De 1958 à 1964, Gérard Bloch dirige La Vérité. Il y publie de nombreux articles sous les pseudonymes de Varenne, Octave Boisgontier, Michel Chardin et Monge.
À partir des années 1960, chargé de la formation théorique des nouveaux militants, il anime de nombreuses conférences dans le cadre des Cercles d’études marxistes organisés par l’Organisation communiste internationaliste (OCI) et son organisation de jeunesse, l’Alliance des jeunes pour le socialisme (AJS). Ces conférences portent sur les problèmes internationaux, le marxisme, le militantisme, la science, la culture...
C'est une partie des articles parus dans La Vérité et des conférences qui sont rassemblé(e)s dans ce dossier.

 

Lettres de Laurent et Marie-Hélène Schwartz à Gérard et Lucienne Bloch (1941-1960)

« Gérard Bloch était lycéen lorsque je le connus en 1936. Sa mère était une proche de la famille de Marie-Hélène et avait été son professeur de piano. C’est durant l’été 1936 à la montagne que, me voyant lire du Trotsky, il soupçonna que nous étions du même bord. Notre relation se développa rapidement à partir de ce moment -là. Très intelligent, il excellait aussi en mathématiques. Après son premier prix au concours général, on s’attendait à le voir devenir mathématicien, mais il préféra sacrifier ses ambitions scientifiques à la politique...Pendant l’Occupation, il fut déporté et survécut. Jusqu’à sa mort il y a quelques années, il demeura trotskiste et membre du PCI. Jamais il ne me pardonna d’avoir rompu avec le trotskisme. En me fixant dans les yeux, il me disait : Quand je me regarde dans la glace, je ne vois pas la face d’un traître. Cette langue de bois caractéristique de l’extrême gauche de tous les temps ne parvint pas à m’ôter la solide affection que je lui portais. »

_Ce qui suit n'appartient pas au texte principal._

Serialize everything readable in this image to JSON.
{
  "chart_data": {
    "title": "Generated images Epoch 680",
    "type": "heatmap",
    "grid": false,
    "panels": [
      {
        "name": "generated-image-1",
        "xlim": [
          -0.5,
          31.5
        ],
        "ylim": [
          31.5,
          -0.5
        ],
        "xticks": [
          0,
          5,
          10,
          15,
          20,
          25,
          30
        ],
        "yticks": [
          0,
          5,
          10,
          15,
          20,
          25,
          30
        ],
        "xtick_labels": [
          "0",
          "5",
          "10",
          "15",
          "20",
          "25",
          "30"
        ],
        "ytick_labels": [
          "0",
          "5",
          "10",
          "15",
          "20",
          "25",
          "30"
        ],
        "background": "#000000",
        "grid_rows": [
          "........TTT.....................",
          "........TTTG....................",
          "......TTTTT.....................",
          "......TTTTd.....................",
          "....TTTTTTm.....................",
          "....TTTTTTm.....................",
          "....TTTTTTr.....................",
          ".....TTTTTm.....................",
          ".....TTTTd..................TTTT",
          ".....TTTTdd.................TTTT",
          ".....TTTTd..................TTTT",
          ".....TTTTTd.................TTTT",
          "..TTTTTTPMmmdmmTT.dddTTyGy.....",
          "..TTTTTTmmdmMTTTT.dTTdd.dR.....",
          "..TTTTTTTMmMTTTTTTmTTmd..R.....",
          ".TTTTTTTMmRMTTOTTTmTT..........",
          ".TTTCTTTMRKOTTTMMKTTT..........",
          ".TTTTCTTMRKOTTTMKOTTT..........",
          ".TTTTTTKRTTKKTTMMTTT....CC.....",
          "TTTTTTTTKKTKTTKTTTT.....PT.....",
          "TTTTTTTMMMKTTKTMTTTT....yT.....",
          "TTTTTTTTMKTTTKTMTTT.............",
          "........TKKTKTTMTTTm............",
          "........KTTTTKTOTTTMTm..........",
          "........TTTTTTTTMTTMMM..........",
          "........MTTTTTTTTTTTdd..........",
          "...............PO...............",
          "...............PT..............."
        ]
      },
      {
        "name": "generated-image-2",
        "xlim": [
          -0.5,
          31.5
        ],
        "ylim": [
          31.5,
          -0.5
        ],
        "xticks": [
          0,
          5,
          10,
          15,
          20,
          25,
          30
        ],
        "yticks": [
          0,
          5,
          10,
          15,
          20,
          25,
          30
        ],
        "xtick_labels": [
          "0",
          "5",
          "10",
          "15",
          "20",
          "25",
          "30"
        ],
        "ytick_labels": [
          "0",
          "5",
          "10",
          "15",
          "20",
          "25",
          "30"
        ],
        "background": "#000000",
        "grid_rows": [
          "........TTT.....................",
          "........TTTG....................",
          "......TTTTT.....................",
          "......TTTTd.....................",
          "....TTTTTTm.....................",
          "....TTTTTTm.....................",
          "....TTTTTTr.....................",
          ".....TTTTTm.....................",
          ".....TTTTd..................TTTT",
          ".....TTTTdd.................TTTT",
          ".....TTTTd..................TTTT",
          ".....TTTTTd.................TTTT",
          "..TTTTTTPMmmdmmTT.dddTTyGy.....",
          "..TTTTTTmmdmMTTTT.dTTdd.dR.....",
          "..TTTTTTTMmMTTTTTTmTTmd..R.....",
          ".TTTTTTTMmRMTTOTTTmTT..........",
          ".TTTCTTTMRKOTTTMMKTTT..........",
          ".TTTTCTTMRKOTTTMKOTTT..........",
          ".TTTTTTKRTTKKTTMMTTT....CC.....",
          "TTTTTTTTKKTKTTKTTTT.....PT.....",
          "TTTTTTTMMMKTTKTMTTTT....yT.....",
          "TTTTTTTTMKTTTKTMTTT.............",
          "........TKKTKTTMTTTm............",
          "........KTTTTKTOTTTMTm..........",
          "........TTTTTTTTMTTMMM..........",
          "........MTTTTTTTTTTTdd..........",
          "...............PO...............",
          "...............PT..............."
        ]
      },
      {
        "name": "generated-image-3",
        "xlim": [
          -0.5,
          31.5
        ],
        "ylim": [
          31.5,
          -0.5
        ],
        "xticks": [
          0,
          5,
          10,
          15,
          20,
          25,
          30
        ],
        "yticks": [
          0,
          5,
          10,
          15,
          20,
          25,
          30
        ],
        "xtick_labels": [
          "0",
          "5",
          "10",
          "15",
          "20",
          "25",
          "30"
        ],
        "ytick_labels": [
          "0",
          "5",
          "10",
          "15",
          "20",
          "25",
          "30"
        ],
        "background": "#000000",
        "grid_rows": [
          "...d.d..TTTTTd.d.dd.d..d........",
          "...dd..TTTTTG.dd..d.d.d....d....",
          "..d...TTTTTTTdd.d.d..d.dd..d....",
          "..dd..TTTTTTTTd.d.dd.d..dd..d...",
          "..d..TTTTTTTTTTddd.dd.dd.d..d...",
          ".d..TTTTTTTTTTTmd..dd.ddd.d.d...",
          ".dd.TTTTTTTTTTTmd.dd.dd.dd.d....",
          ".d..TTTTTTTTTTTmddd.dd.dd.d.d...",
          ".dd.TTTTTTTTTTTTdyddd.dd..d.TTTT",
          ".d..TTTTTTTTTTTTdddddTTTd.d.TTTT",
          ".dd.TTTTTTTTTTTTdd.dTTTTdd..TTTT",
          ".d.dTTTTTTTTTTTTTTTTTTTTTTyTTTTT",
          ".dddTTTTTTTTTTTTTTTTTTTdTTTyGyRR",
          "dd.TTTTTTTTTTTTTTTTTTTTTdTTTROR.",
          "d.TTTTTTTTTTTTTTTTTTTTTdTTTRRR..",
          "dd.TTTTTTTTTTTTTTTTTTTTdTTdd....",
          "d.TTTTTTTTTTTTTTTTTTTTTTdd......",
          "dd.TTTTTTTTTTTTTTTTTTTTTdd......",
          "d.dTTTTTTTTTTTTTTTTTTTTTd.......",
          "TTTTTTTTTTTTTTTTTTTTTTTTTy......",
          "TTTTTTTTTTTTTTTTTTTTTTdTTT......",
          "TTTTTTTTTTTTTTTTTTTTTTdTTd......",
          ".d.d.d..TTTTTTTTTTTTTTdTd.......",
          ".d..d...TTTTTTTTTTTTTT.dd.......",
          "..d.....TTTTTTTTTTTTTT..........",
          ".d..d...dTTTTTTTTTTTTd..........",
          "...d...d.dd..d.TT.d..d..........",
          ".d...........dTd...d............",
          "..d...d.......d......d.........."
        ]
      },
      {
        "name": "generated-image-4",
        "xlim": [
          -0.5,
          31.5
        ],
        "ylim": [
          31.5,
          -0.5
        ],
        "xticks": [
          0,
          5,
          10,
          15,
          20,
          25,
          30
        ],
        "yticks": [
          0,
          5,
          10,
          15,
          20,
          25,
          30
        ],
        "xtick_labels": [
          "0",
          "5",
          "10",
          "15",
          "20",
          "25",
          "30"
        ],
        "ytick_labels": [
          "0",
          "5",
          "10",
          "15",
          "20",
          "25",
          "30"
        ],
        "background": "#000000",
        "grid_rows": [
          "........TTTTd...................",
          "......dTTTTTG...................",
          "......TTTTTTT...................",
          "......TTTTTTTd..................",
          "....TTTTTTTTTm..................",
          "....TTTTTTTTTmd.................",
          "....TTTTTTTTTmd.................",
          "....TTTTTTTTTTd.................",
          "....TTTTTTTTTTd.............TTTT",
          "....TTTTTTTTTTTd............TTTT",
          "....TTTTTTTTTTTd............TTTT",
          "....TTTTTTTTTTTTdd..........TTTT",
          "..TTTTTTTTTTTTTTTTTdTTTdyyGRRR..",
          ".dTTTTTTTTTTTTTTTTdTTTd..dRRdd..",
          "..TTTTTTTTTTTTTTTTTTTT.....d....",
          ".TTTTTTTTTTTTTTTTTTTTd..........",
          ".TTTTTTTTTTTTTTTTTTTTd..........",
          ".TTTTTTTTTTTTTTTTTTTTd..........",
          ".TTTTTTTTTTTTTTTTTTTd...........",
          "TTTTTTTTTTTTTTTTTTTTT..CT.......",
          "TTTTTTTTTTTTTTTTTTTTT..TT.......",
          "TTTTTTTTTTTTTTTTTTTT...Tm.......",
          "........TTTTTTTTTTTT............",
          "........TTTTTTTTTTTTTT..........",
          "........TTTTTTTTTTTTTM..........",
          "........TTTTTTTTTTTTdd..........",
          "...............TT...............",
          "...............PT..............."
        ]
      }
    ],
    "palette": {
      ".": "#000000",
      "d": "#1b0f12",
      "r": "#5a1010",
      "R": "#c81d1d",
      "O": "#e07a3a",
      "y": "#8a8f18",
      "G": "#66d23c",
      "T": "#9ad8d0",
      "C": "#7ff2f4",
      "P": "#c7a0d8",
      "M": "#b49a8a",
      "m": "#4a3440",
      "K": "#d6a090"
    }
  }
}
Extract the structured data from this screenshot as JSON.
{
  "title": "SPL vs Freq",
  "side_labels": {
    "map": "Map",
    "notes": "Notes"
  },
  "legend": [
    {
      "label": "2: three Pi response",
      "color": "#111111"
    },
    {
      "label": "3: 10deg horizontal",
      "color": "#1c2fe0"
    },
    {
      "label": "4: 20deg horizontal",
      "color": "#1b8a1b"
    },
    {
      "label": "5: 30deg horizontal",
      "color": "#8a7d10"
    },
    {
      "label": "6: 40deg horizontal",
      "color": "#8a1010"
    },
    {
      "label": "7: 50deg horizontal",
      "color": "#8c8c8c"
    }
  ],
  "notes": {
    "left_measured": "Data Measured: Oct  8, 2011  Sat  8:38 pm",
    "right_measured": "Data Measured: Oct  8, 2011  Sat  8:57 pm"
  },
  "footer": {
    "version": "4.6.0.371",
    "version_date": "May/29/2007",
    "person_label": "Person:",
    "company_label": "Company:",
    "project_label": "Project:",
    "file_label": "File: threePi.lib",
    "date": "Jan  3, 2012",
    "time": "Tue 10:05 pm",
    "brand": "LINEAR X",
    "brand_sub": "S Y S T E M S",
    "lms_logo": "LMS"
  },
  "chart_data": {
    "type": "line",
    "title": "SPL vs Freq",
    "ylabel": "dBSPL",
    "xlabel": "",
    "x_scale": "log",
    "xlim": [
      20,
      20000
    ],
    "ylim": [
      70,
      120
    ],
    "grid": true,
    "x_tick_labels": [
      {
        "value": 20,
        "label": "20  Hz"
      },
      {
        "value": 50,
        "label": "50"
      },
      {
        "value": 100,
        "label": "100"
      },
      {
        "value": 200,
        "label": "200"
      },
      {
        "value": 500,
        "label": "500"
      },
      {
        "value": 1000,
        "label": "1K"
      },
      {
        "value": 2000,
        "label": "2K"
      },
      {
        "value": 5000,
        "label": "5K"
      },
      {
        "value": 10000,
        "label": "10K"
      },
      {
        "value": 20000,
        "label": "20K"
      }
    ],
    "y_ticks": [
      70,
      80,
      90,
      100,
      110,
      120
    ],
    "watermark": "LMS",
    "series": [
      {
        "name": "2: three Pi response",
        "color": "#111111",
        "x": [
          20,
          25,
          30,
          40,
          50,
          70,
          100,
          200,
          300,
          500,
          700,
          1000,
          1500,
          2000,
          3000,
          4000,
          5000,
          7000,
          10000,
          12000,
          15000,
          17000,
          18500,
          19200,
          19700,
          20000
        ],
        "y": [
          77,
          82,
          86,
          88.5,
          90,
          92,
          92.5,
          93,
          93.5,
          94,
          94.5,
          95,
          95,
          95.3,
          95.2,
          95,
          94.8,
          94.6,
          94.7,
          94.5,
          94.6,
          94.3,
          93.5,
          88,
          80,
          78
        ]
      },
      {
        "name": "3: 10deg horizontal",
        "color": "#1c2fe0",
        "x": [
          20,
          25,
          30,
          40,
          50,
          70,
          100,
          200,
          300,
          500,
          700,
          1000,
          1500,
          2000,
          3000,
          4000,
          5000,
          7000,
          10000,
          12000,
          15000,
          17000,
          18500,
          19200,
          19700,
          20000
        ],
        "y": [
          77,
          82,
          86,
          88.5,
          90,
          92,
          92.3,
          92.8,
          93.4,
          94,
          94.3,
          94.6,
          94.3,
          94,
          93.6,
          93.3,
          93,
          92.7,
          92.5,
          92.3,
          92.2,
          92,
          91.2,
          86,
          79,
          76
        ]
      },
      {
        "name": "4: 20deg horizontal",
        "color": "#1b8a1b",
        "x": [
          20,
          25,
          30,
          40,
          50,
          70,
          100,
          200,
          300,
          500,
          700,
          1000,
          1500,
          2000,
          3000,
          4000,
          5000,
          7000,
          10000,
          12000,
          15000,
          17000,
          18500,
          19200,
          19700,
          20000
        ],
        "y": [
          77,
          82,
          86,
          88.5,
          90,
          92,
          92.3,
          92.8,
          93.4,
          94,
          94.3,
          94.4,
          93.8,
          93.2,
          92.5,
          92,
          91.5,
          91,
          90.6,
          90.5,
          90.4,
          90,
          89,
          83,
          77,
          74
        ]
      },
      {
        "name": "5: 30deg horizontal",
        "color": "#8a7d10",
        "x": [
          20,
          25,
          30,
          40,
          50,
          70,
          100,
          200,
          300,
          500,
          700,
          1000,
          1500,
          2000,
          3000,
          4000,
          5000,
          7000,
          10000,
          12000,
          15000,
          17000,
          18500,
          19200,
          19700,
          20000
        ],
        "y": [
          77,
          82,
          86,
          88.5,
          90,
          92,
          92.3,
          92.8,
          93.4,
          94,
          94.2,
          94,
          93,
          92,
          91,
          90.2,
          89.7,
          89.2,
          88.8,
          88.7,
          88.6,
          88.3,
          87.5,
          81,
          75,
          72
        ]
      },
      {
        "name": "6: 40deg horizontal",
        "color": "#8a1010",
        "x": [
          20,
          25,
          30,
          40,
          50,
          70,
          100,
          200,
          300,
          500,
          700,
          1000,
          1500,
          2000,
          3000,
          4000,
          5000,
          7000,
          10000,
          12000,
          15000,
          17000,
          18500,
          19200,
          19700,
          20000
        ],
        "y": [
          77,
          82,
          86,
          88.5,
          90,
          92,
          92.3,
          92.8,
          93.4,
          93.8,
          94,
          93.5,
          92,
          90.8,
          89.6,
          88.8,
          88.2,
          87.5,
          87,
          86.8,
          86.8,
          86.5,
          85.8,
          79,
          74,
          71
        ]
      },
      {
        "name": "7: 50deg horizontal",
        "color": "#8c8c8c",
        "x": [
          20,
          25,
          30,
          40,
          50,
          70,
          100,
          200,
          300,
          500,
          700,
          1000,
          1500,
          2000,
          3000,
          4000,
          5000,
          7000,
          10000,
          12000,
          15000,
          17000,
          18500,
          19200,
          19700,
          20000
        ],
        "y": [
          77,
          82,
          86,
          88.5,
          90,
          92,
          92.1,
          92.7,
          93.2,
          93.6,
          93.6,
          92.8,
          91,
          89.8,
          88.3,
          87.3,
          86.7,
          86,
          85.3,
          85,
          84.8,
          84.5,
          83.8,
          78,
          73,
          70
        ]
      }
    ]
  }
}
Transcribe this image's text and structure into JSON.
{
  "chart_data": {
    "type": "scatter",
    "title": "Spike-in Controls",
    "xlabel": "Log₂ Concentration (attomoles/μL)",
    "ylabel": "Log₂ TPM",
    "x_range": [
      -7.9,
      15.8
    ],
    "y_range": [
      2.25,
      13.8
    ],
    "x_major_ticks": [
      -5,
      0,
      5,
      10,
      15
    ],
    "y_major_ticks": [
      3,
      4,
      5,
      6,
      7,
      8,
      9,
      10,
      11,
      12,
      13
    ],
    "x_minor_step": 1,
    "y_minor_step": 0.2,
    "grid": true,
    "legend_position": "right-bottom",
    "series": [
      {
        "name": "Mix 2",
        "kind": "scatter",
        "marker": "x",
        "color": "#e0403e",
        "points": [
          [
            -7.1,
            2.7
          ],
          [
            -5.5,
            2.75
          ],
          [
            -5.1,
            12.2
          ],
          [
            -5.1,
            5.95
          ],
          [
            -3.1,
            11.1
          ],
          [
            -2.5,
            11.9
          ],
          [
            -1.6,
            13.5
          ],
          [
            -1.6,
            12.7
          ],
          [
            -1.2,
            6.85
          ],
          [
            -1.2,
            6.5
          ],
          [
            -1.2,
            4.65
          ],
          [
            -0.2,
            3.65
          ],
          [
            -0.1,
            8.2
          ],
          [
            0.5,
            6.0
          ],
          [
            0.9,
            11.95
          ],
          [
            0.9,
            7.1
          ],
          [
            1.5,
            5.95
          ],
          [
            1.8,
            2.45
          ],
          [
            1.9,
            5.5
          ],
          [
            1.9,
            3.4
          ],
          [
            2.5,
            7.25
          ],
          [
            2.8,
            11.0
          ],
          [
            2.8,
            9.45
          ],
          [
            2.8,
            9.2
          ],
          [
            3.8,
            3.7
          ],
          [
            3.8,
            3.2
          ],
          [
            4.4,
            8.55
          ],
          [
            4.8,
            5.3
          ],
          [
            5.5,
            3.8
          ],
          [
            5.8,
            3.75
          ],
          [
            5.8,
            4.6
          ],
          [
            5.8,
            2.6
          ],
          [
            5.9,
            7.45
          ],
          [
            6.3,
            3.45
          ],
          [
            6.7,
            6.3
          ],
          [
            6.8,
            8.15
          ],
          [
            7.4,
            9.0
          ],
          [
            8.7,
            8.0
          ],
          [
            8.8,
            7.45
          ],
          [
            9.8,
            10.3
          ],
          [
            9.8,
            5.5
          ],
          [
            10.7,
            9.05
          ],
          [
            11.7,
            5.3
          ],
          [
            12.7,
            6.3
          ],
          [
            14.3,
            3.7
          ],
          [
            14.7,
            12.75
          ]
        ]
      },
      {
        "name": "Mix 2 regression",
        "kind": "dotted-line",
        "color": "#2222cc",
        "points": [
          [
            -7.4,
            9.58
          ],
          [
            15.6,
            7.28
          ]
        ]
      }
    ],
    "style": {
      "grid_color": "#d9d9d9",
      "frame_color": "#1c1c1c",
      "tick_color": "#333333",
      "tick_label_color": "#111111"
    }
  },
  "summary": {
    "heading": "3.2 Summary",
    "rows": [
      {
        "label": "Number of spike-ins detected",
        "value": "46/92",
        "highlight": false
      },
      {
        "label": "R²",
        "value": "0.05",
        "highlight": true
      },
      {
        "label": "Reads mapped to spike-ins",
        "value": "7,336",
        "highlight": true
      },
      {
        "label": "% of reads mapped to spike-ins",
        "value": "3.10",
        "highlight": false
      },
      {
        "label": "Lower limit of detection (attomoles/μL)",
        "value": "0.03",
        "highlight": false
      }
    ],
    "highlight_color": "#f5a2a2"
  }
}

Laurent Schwartz, Un mathématicien aux prises avec le siècle,
Éditions Odile Jacob, 1997, p. 115.


Ces derniers mots résument à eux seuls la teneur des lettres de Laurent Schwartz à Gérard Bloch. Elles traversent la guerre, l’Occupation, la Libération, l’après-guerre jusqu’en 1960.
Dans la clandestinité, (il l’était au double titre de juif et de trotskiste), Laurent Schwartz assure une solidarité active auprès de Gérard emprisonné en 1942, envoyant lettres, colis de nourriture, livres etc.
Des lettres « mathématiques », pour certaines, où les spécialistes trouveront les idées des éléments mathématiques du groupe Nicolas Bourbaki.
Et puis la libération, le retour et le deuil des camarades déportés, le combat politique, l’enthousiasme devant les résultats électoraux du PCI...
Enfin, il faut souligner la préoccupation et l’attention constante de Laurent Schwartz (comme un grand frère) autour de Gérard, les conseils pour la reprise des études et l’acquisition des diplômes, l’aide matérielle, les interventions auprès de ses relations scientifiques...
Une correspondance traversée par l’amitié et le militantisme.